Italian PM Gentiloni in Good Condition After Heart Procedure

ROME (Reuters) —
Italian Prime Minister Paolo Gentiloni. (Reuters/Remo Casilli)

Italian Prime Minister Paolo Gentiloni is in good condition and communicating with his office by phone after undergoing a heart procedure at a Rome hospital, government officials said on Wednesday.

The 62-year-old Gentiloni, who took office last month, had an emergency angioplasty to unblock an obstructed blood vessel near his heart late on Tuesday.

Spokespersons for the prime minister said he was doing well but that his trip to London on Thursday to meet British Prime Minister Theresa May had been cancelled.

A government source said: “He is awake and lucid and can communicate by phone.”

Gentiloni, of the center-left Democratic Party (PD), formed a government after Prime Minister Matteo Renzi stepped down in the wake of a referendum loss over his flagship constitutional reform.
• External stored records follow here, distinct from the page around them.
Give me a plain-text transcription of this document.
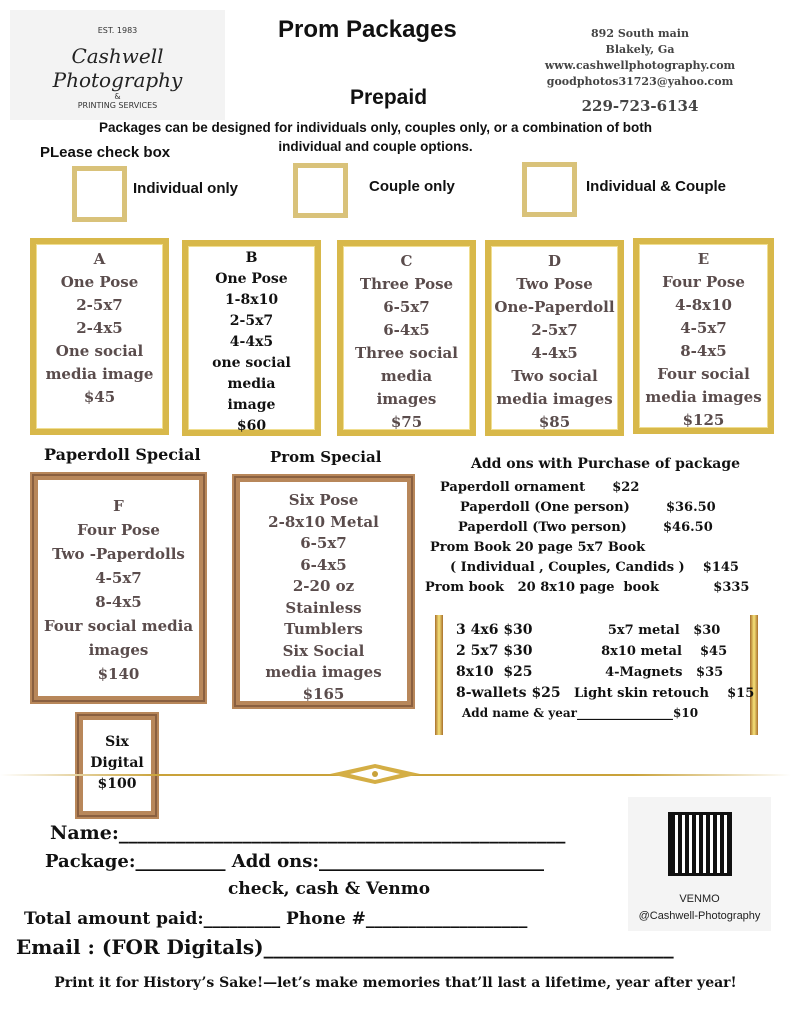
EST. 1983
Cashwell Photography
&
PRINTING SERVICES
Prom Packages
Prepaid
892 South main
Blakely, Ga
www.cashwellphotography.com
goodphotos31723@yahoo.com
229-723-6134
Packages can be designed for individuals only, couples only, or a combination of both
individual and couple options.
PLease check box
Individual only	Couple only	Individual & Couple
A
One Pose
2-5x7
2-4x5
One social
media image
$45
B
One Pose
1-8x10
2-5x7
4-4x5
one social
media
image
$60
C
Three Pose
6-5x7
6-4x5
Three social
media
images
$75
D
Two Pose
One-Paperdoll
2-5x7
4-4x5
Two social
media images
$85
E
Four Pose
4-8x10
4-5x7
8-4x5
Four social
media images
$125
Paperdoll Special
F
Four Pose
Two -Paperdolls
4-5x7
8-4x5
Four social media
images
$140
Prom Special
Six Pose
2-8x10 Metal
6-5x7
6-4x5
2-20 oz
Stainless
Tumblers
Six Social
media images
$165
Six
Digital
$100
Add ons with Purchase of package
Paperdoll ornament      $22
Paperdoll (One person)        $36.50
Paperdoll (Two person)        $46.50
Prom Book 20 page 5x7 Book
( Individual , Couples, Candids )    $145
Prom book   20 8x10 page  book            $335
3 4x6 $30
2 5x7 $30
8x10  $25
8-wallets $25
5x7 metal   $30
8x10 metal    $45
4-Magnets   $35
Light skin retouch    $15
Add name & year________________$10
Name:_______________________________________________
Package:__________ Add ons:_________________________
check, cash & Venmo
Total amount paid:_________ Phone #___________________
Email : (FOR Digitals)_________________________________________
VENMO
@Cashwell-Photography
Print it for History’s Sake!—let’s make memories that’ll last a lifetime, year after year!
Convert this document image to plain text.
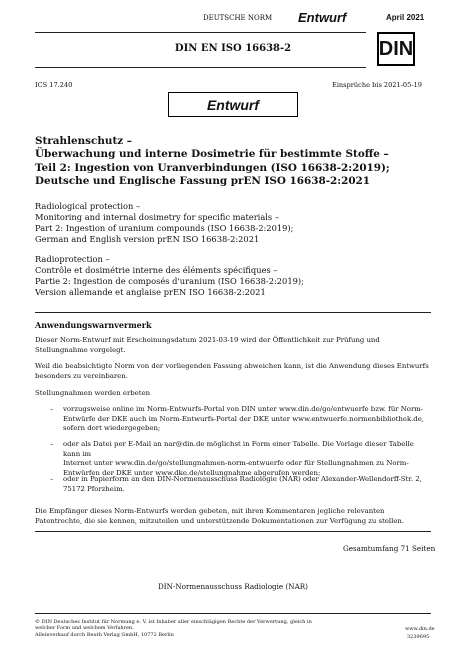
DEUTSCHE NORM Entwurf	April 2021
DIN EN ISO 16638-2	DIN
ICS 17.240	Einsprüche bis 2021-05-19
Entwurf
Strahlenschutz –
Überwachung und interne Dosimetrie für bestimmte Stoffe –
Teil 2: Ingestion von Uranverbindungen (ISO 16638-2:2019);
Deutsche und Englische Fassung prEN ISO 16638-2:2021
Radiological protection –
Monitoring and internal dosimetry for specific materials –
Part 2: Ingestion of uranium compounds (ISO 16638-2:2019);
German and English version prEN ISO 16638-2:2021
Radioprotection –
Contrôle et dosimétrie interne des éléments spécifiques –
Partie 2: Ingestion de composés d'uranium (ISO 16638-2:2019);
Version allemande et anglaise prEN ISO 16638-2:2021
Anwendungswarnvermerk
Dieser Norm-Entwurf mit Erscheinungsdatum 2021-03-19 wird der Öffentlichkeit zur Prüfung und
Stellungnahme vorgelegt.
Weil die beabsichtigte Norm von der vorliegenden Fassung abweichen kann, ist die Anwendung dieses Entwurfs
besonders zu vereinbaren.
Stellungnahmen werden erbeten
– vorzugsweise online im Norm-Entwurfs-Portal von DIN unter www.din.de/go/entwuerfe bzw. für Norm-
Entwürfe der DKE auch im Norm-Entwurfs-Portal der DKE unter www.entwuerfe.normenbibliothek.de,
sofern dort wiedergegeben;
– oder als Datei per E-Mail an nar@din.de möglichst in Form einer Tabelle. Die Vorlage dieser Tabelle kann im
Internet unter www.din.de/go/stellungnahmen-norm-entwuerfe oder für Stellungnahmen zu Norm-
Entwürfen der DKE unter www.dke.de/stellungnahme abgerufen werden;
– oder in Papierform an den DIN-Normenausschuss Radiologie (NAR) oder Alexander-Wellendorff-Str. 2,
75172 Pforzheim.
Die Empfänger dieses Norm-Entwurfs werden gebeten, mit ihren Kommentaren jegliche relevanten
Patentrechte, die sie kennen, mitzuteilen und unterstützende Dokumentationen zur Verfügung zu stellen.
Gesamtumfang 71 Seiten
DIN-Normenausschuss Radiologie (NAR)
© DIN Deutsches Institut für Normung e. V. ist Inhaber aller einschlägigen Rechte der Verwertung, gleich in
welcher Form und welchem Verfahren.
Alleinverkauf durch Beuth Verlag GmbH, 10772 Berlin
www.din.de
3239695
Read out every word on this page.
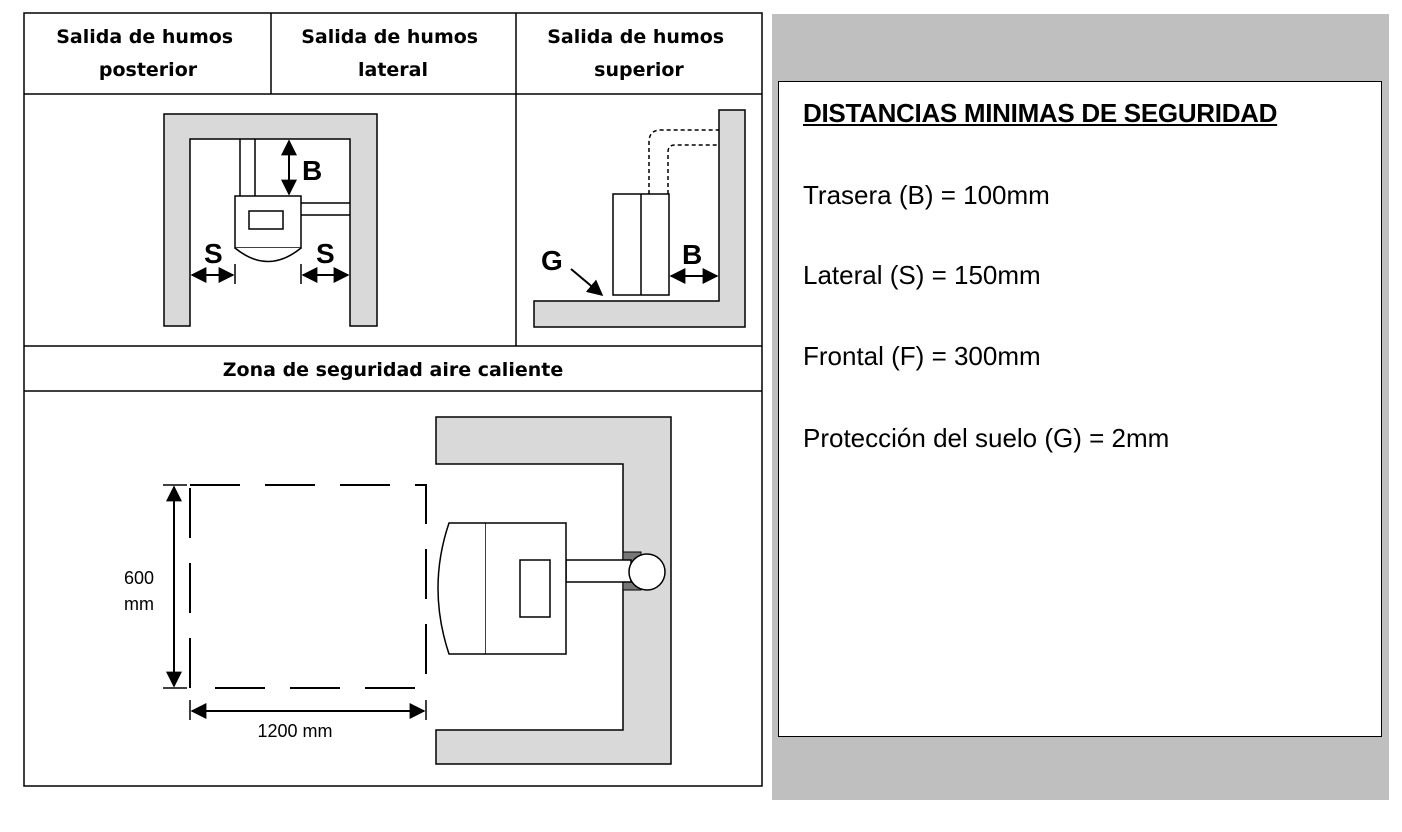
Salida de humos posterior
Salida de humos lateral
Salida de humos superior
B
S	S	B
G
Zona de seguridad aire caliente
600
mm
1200 mm

DISTANCIAS MINIMAS DE SEGURIDAD

Trasera (B) = 100mm

Lateral (S) = 150mm

Frontal (F) = 300mm

Protección del suelo (G) = 2mm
He felt unwell after returning from a meeting with French President Francois Hollande in Paris and was examined by a doctor at his office, who sent him to the Gemelli hospital, a government source said.

“He left for the hospital on his own two feet,” the source said, who added that Gentiloni did not suffer a heart attack.

Doctor Pietro Santarelli, a retired cardiologist who worked for years at the Gemelli, said that from the information available he believed Gentiloni could be out of the hospital in a few days. Angioplasty has become a routine procedure, he said.

“If the time from the onset of the symptoms and the time that he went into the operating room was too long then perhaps some heart muscle could have been damaged,” he said.

Angioplasty is a procedure to widen a narrow or obstructed artery or vein by insertion of a tiny stent, or tube, or with a balloon.

Santarelli said the fact that Gentiloni was able to walk to the car that took him to the hospital was a good sign and that the prime minister had likely suffered an “unstable angina,” possibly caused by a clot.

Doctors would now conduct enzyme tests and ecocardiograms to determine if any permanent damage had been done to heart muscles, he said.

Gentiloni, who was foreign minister until last month, took power during a banking crisis that has already required him to step in to rescue Italy’s third-largest bank, Monte dei Paschi di Siena, and pledge as much as 20 billion euros ($21 billion) to prop up other lenders.

But how long his government may last is unclear. A national election is not due until 2018, but Italy’s three biggest parties are calling for a snap vote this year. Whether it is called will depend mainly on whether parliament can adopt a new electoral law over the next few months.